Q. Which emerging threats and cybersecurity risks are you focused on this year?

A. For us, it’s the threats that surface as technologies and business models evolve. We’re expanding our product lines to meet the changing needs of our customers. How can we make it possible for the customer living in an apartment in New York to plant a garden? These products leverage lawn and garden technologies that introduce sensors, irrigation, and the cloud. We’re looking at the new layers of data that emerge along with these technologies and prioritizing how we protect it.

Q. Earlier, you shared a little bit about gains you’ve made with the support of a Board that understands cybersecurity risk as a holistic component of organizational risk management. What advice can you offer to other retailers on how to articulate the impact of cybersecurity investments on business revenue?

Take a pragmatic approach to the risks you’re facing.

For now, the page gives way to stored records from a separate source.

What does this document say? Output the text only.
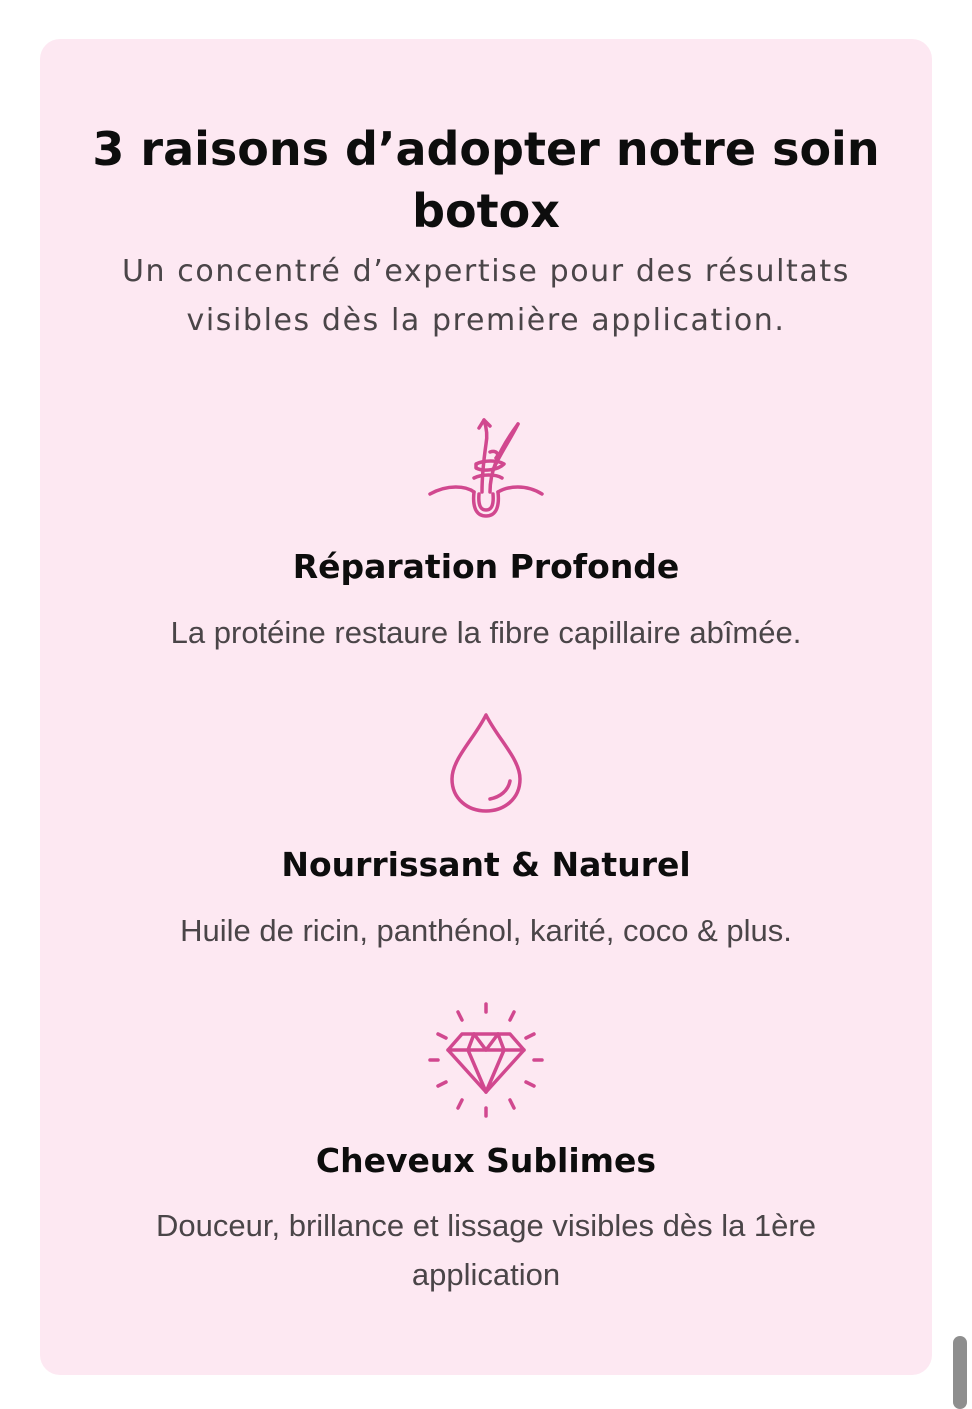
3 raisons d’adopter notre soin
botox

Un concentré d’expertise pour des résultats
visibles dès la première application.

Réparation Profonde

La protéine restaure la fibre capillaire abîmée.

Nourrissant & Naturel

Huile de ricin, panthénol, karité, coco & plus.

Cheveux Sublimes

Douceur, brillance et lissage visibles dès la 1ère
application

Our board wants to know that we’re producing product and getting it to retailers. Operational feasibility is important, so we’ve taken a logical, step-by-step approach to increasing our ability to secure our environment.

Enable your business partners.

We take a ‘user-first’ approach to cybersecurity. Our risk-based methodology to decision-making, process development and solution design ensures that we implement security controls that support our business goals and protect our partners from threats.

Give the board an honest perception of the threats your company faces.

We make a point to bring our executive leadership together and share real examples of threats. Then we walk through the process of how we protect the ecosystem to improve understanding and decision-making rationale. This builds our leadership team’s confidence in our security program and illustrates how our approach to cybersecurity is unified with our overall appetite for risk.